To fight the cuts effectively we need to recognise the value of other forms of direct action beyond traditional walk-outs. Economic blockades can have the same effect as a strike. Occupations are a useful weapon against closures. Not to mention the numerous forms of disruptive action that workers can take without having to sacrifice a day’s pay – from go-slows to sabotage.

It is thus important not to see action in the public sector as some kind of substitute for broader class action. There needs to be a more explicit effort to connect the struggles of various groups, for example claimants who face being chucked off benefits and Jobcentre workers facing an increasingly repressive targets culture. Greater coordination of action is also a must. Not just between different groups of strikers but also between different forms of direct action.

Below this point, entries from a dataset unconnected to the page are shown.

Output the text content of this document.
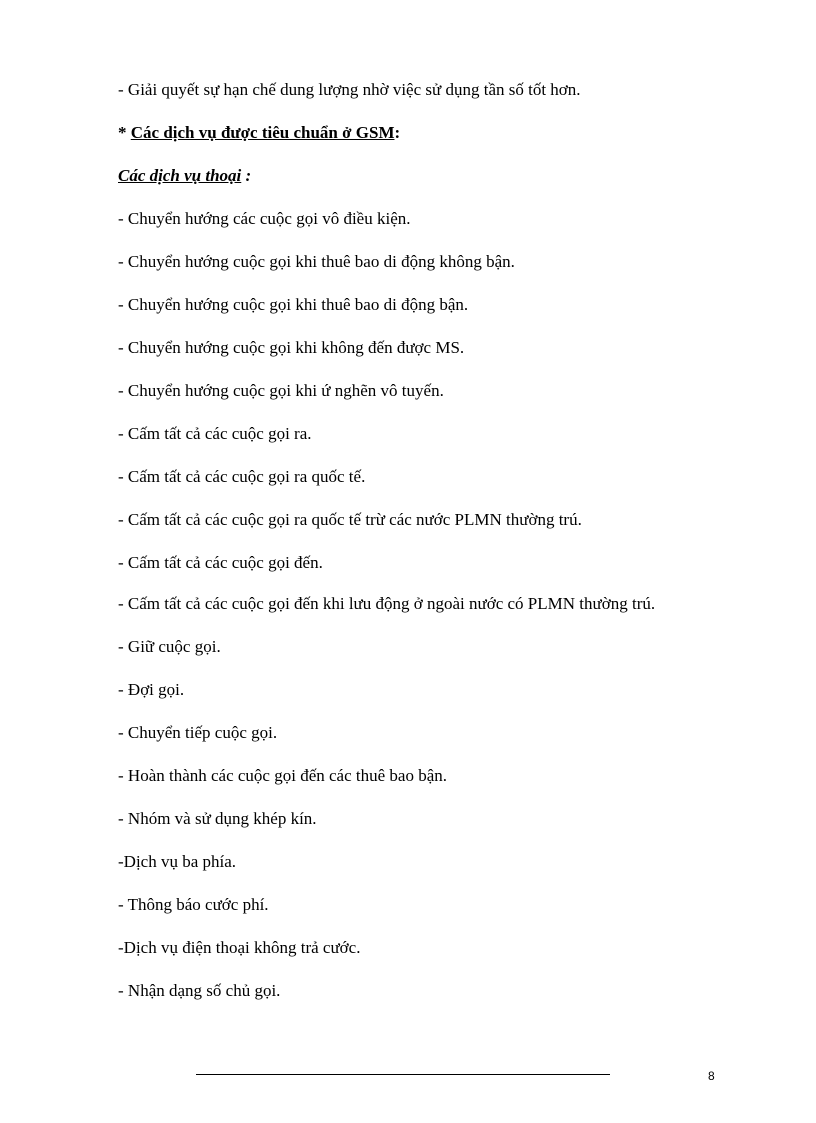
- Giải quyết sự hạn chế dung lượng nhờ việc sử dụng tần số tốt hơn.

* Các dịch vụ được tiêu chuẩn ở GSM:

Các dịch vụ thoại :

- Chuyển hướng các cuộc gọi vô điều kiện.

- Chuyển hướng cuộc gọi khi thuê bao di động không bận.

- Chuyển hướng cuộc gọi khi thuê bao di động bận.

- Chuyển hướng cuộc gọi khi không đến được MS.

- Chuyển hướng cuộc gọi khi ứ nghẽn vô tuyến.

- Cấm tất cả các cuộc gọi ra.

- Cấm tất cả các cuộc gọi ra quốc tế.

- Cấm tất cả các cuộc gọi ra quốc tế trừ các nước PLMN thường trú.

- Cấm tất cả các cuộc gọi đến.

- Cấm tất cả các cuộc gọi đến khi lưu động ở ngoài nước có PLMN thường trú.

- Giữ cuộc gọi.

- Đợi gọi.

- Chuyển tiếp cuộc gọi.

- Hoàn thành các cuộc gọi đến các thuê bao bận.

- Nhóm và sử dụng khép kín.

-Dịch vụ ba phía.

- Thông báo cước phí.

-Dịch vụ điện thoại không trả cước.

- Nhận dạng số chủ gọi.

8
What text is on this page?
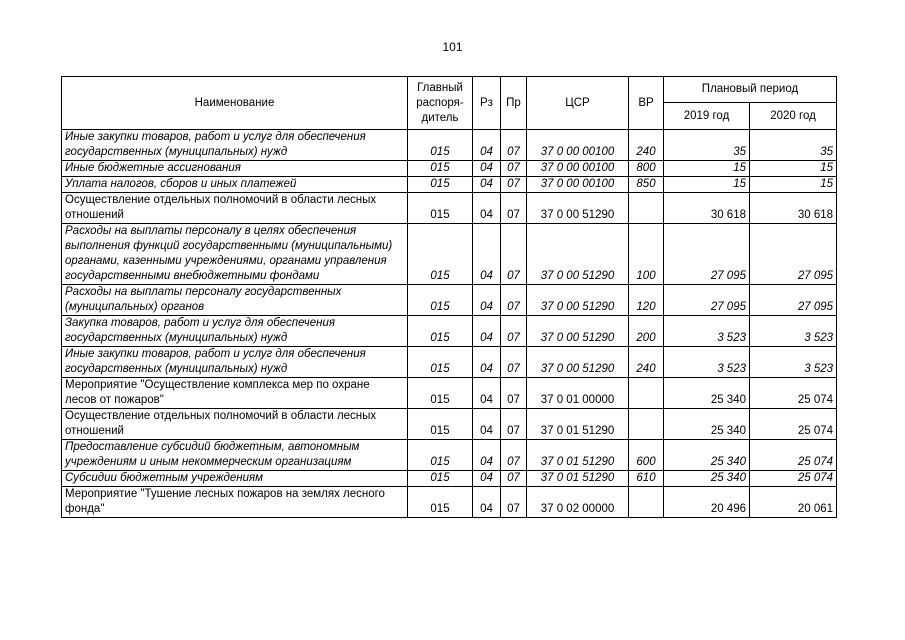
101
Наименование	Главный распоря-дитель	Рз	Пр	ЦСР	ВР	Плановый период	
						2019 год	2020 год
Иные закупки товаров, работ и услуг для обеспечения государственных (муниципальных) нужд	015	04	07	37 0 00 00100	240	35	35
Иные бюджетные ассигнования	015	04	07	37 0 00 00100	800	15	15
Уплата налогов, сборов и иных платежей	015	04	07	37 0 00 00100	850	15	15
Осуществление отдельных полномочий в области лесных отношений	015	04	07	37 0 00 51290		30 618	30 618
Расходы на выплаты персоналу в целях обеспечения выполнения функций государственными (муниципальными) органами, казенными учреждениями, органами управления государственными внебюджетными фондами	015	04	07	37 0 00 51290	100	27 095	27 095
Расходы на выплаты персоналу государственных (муниципальных) органов	015	04	07	37 0 00 51290	120	27 095	27 095
Закупка товаров, работ и услуг для обеспечения государственных (муниципальных) нужд	015	04	07	37 0 00 51290	200	3 523	3 523
Иные закупки товаров, работ и услуг для обеспечения государственных (муниципальных) нужд	015	04	07	37 0 00 51290	240	3 523	3 523
Мероприятие "Осуществление комплекса мер по охране лесов от пожаров"	015	04	07	37 0 01 00000		25 340	25 074
Осуществление отдельных полномочий в области лесных отношений	015	04	07	37 0 01 51290		25 340	25 074
Предоставление субсидий бюджетным, автономным учреждениям и иным некоммерческим организациям	015	04	07	37 0 01 51290	600	25 340	25 074
Субсидии бюджетным учреждениям	015	04	07	37 0 01 51290	610	25 340	25 074
Мероприятие "Тушение лесных пожаров на землях лесного фонда"	015	04	07	37 0 02 00000		20 496	20 061
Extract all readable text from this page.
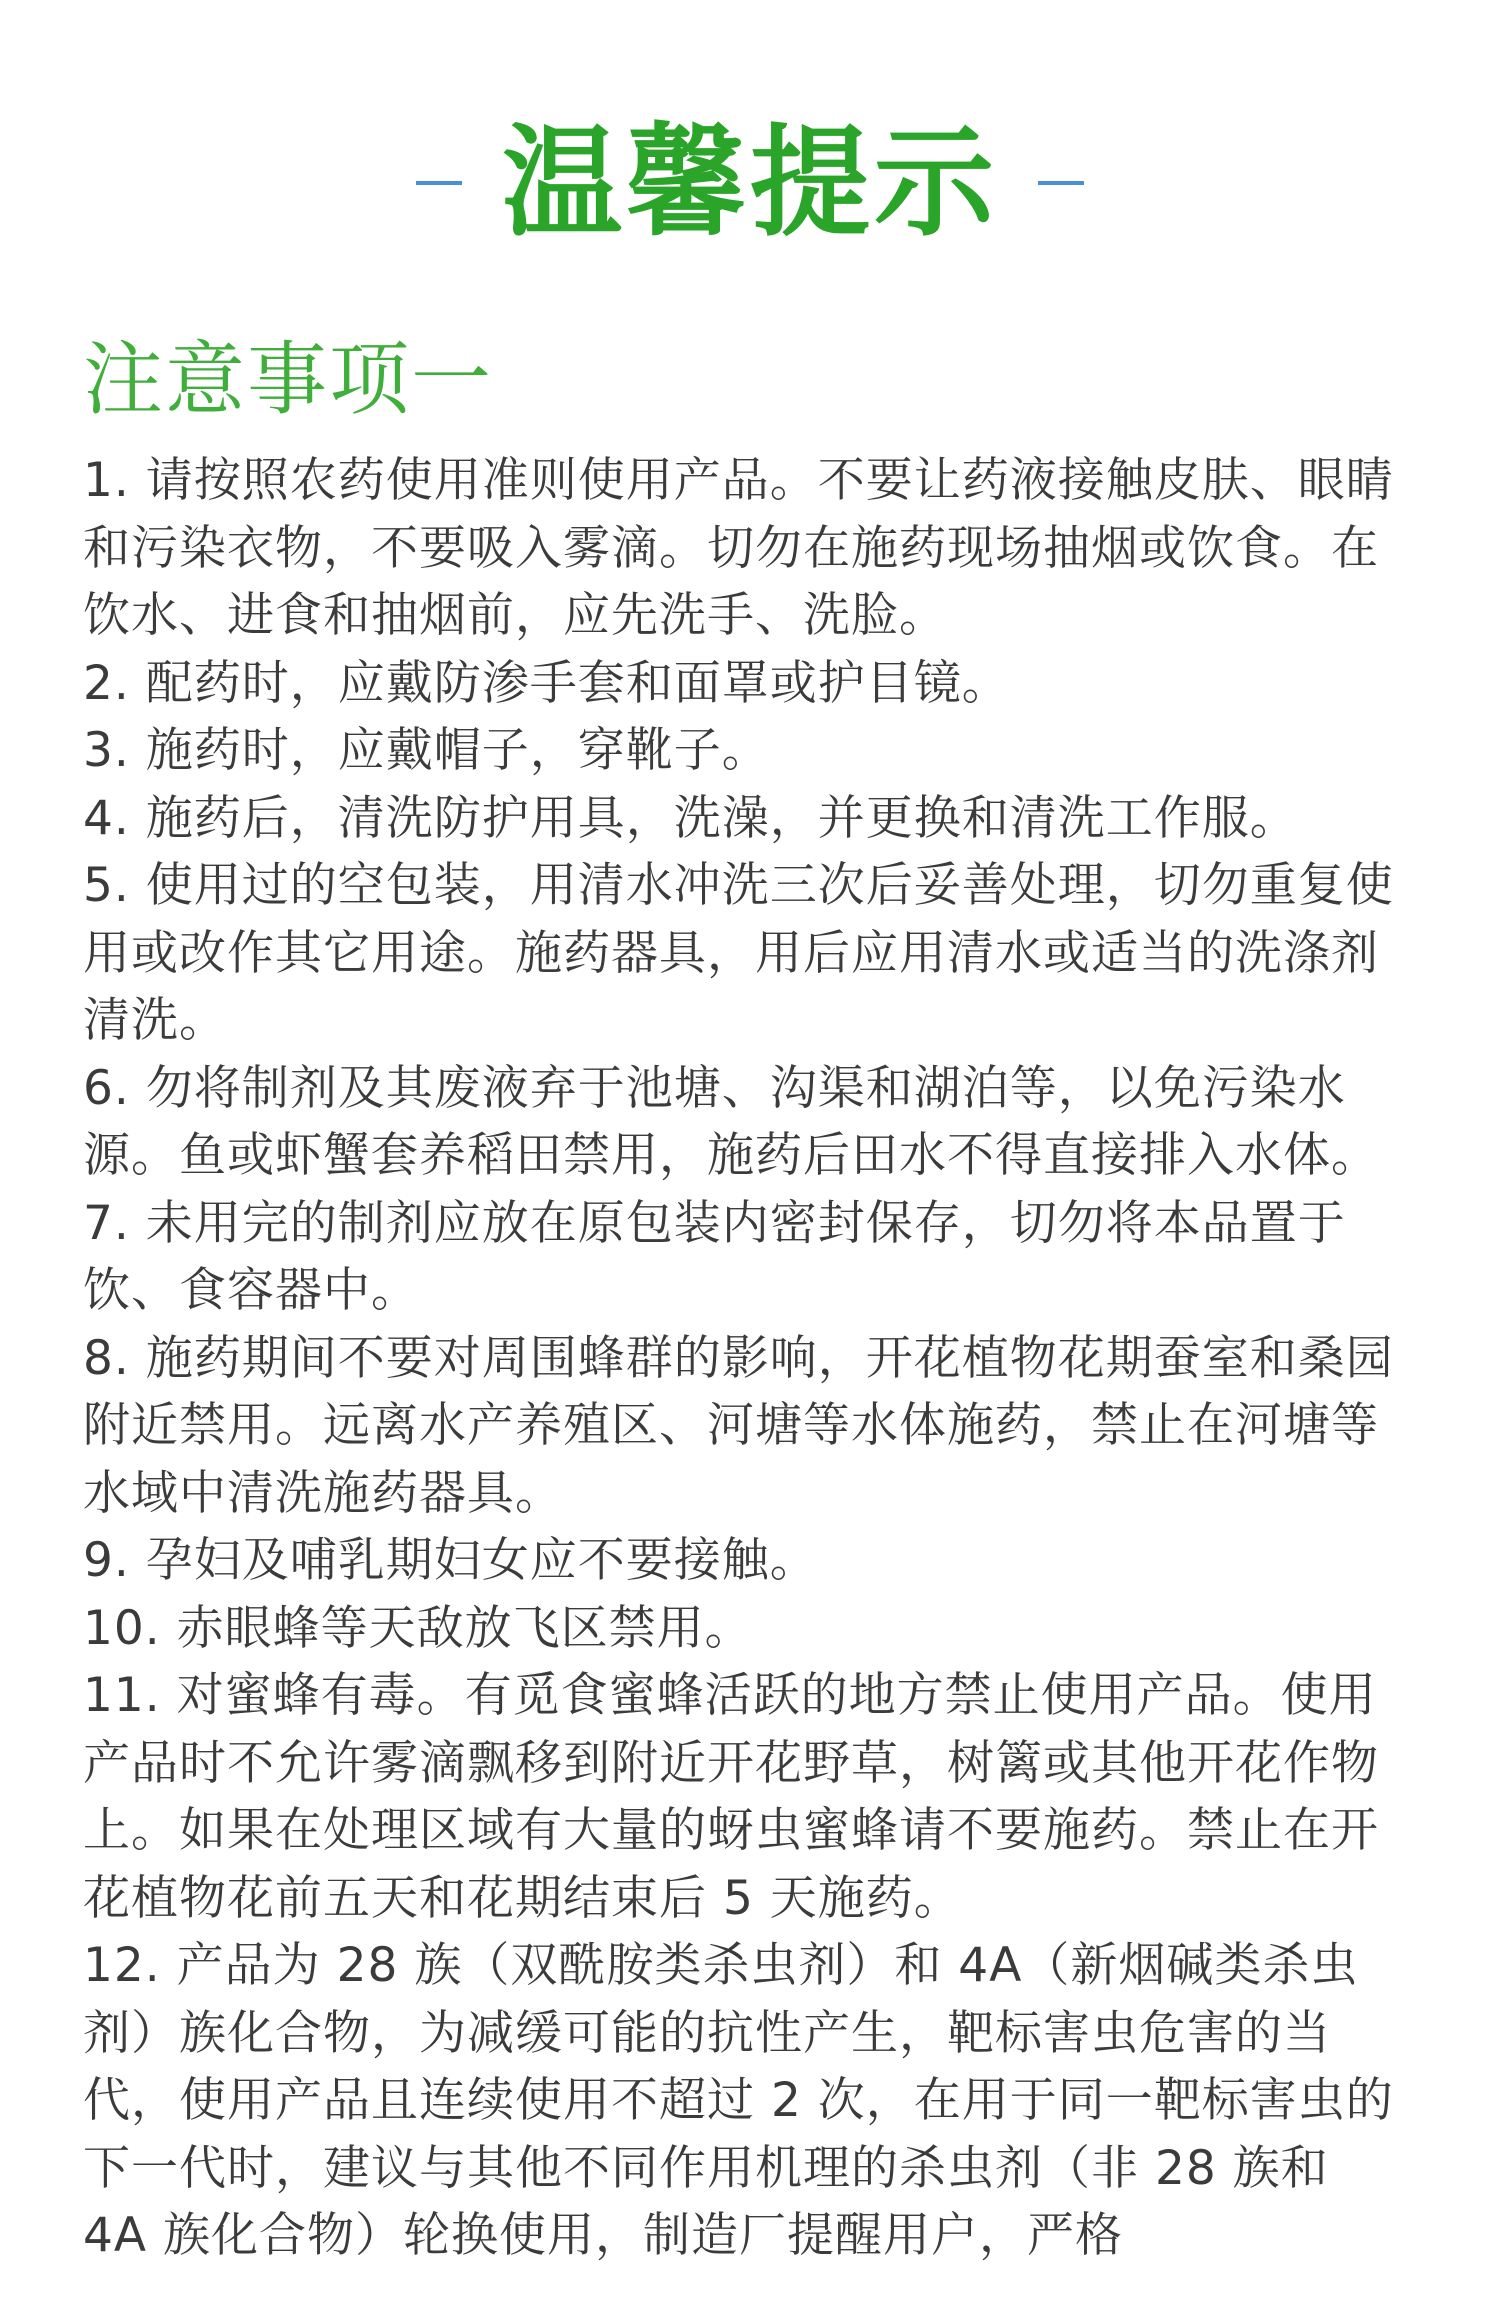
温馨提示
注意事项一

1. 请按照农药使用准则使用产品。不要让药液接触皮肤、眼睛和污染衣物，不要吸入雾滴。切勿在施药现场抽烟或饮食。在饮水、进食和抽烟前，应先洗手、洗脸。

2. 配药时，应戴防渗手套和面罩或护目镜。

3. 施药时，应戴帽子，穿靴子。

4. 施药后，清洗防护用具，洗澡，并更换和清洗工作服。

5. 使用过的空包装，用清水冲洗三次后妥善处理，切勿重复使用或改作其它用途。施药器具，用后应用清水或适当的洗涤剂清洗。

6. 勿将制剂及其废液弃于池塘、沟渠和湖泊等，以免污染水源。鱼或虾蟹套养稻田禁用，施药后田水不得直接排入水体。

7. 未用完的制剂应放在原包装内密封保存，切勿将本品置于饮、食容器中。

8. 施药期间不要对周围蜂群的影响，开花植物花期蚕室和桑园附近禁用。远离水产养殖区、河塘等水体施药，禁止在河塘等水域中清洗施药器具。

9. 孕妇及哺乳期妇女应不要接触。

10. 赤眼蜂等天敌放飞区禁用。

11. 对蜜蜂有毒。有觅食蜜蜂活跃的地方禁止使用产品。使用产品时不允许雾滴飘移到附近开花野草，树篱或其他开花作物上。如果在处理区域有大量的蚜虫蜜蜂请不要施药。禁止在开花植物花前五天和花期结束后 5 天施药。

12. 产品为 28 族（双酰胺类杀虫剂）和 4A（新烟碱类杀虫剂）族化合物，为减缓可能的抗性产生，靶标害虫危害的当代，使用产品且连续使用不超过 2 次，在用于同一靶标害虫的下一代时，建议与其他不同作用机理的杀虫剂（非 28 族和 4A 族化合物）轮换使用，制造厂提醒用户，严格
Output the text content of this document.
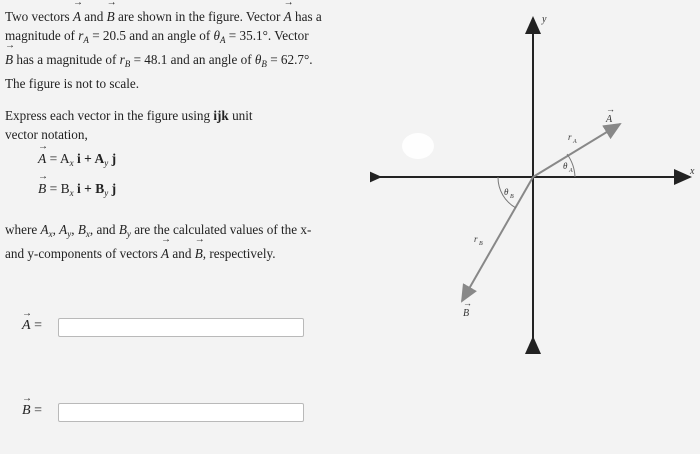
Two vectors → A and → B are shown in the figure. Vector → A has a

magnitude of $r_A = 20.5$ and an angle of $\theta_A = 35.1^\circ$. Vector

→ B has a magnitude of $r_B = 48.1$ and an angle of $\theta_B = 62.7^\circ$.

The figure is not to scale.

Express each vector in the figure using ijk unit

vector notation,

→ $A = A_x$ $i + A_y$ j
→ $B = B_x$ $i + B_y$ j

where $A_x$, $A_y$, $B_x$, and $B_y$ are the calculated values of the x-

and y-components of vectors → A and → B, respectively.

→ A =
→ B =
x
y
A
→
r A
θ A
θ B
r B
B
→
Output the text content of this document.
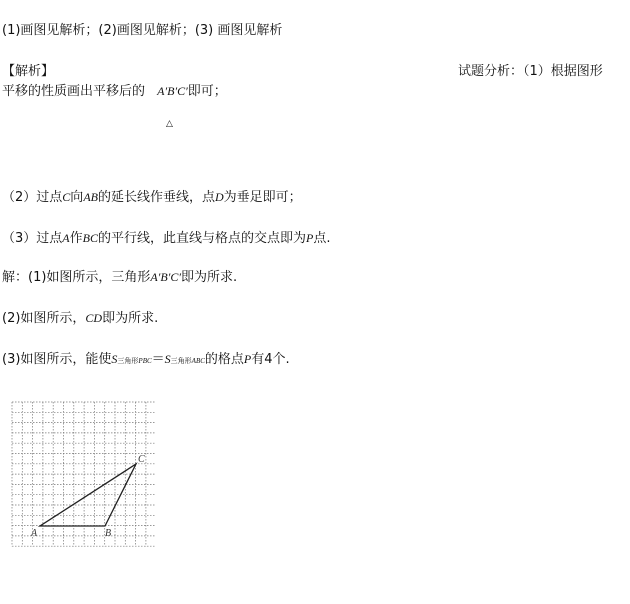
(1)画图见解析；(2)画图见解析；(3) 画图见解析
【解析】	试题分析：（1）根据图形
平移的性质画出平移后的 A′B′C′即可；
△
（2）过点C向AB的延长线作垂线，点D为垂足即可；
（3）过点A作BC的平行线，此直线与格点的交点即为P点.
解：(1)如图所示，三角形A′B′C′即为所求.
(2)如图所示，CD即为所求.
(3)如图所示，能使S三角形PBC＝S三角形ABC的格点P有4个.
A	B
C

In building for these coordinated strikes, militant workers should be emphasising this point. They are not occurring in isolation, but within a broader climate of class struggle. With the PCS and NUT ballots both for discontinuous action, allowing them to call further strikes without having to re-ballot, the link between struggles can be made more explicit in the future.

In building for the action we ought also to be arguing not just for a “yes” vote but also for mass attendance of picket lines and strike rallies. But we should not simply be mobilising the rank-and-file simply to be led. We should be arguing for workers to organise on a horizontal basis, and for a willingness to go beyond the limitations of the trade union bureaucracy. Whilst the left will be concentrating its efforts on attempting to build militancy in the leadership, how the struggle turns out will really depend on what we can build at the grassroots.

This means not just mass militancy, but locally-controlled strike funds and strong solidarity across workplaces and communities. But it also means a recognition of the fundamental nature of bureaucracy and top-down organisation.

A bureaucracy by nature has interests apart from those it is supposed to represent. In the case of trade unions, this means being of value as a mediator between labour and capital. Indeed, the value of this role has long been recognised by the bosses, who have on numerous occasions used union leaders as a way to police the workforce. Changing the faces behind the union may change the degree to which this happens, but it will still happen. The problem is not in the specific figures at the top, but in the structure.

Thus, anarcho-syndicalists recognise that reform of trade unions is akin to alchemy. Instead, we would argue for workers to take control of our own struggles. It is now more important than ever that this principle is put into practice.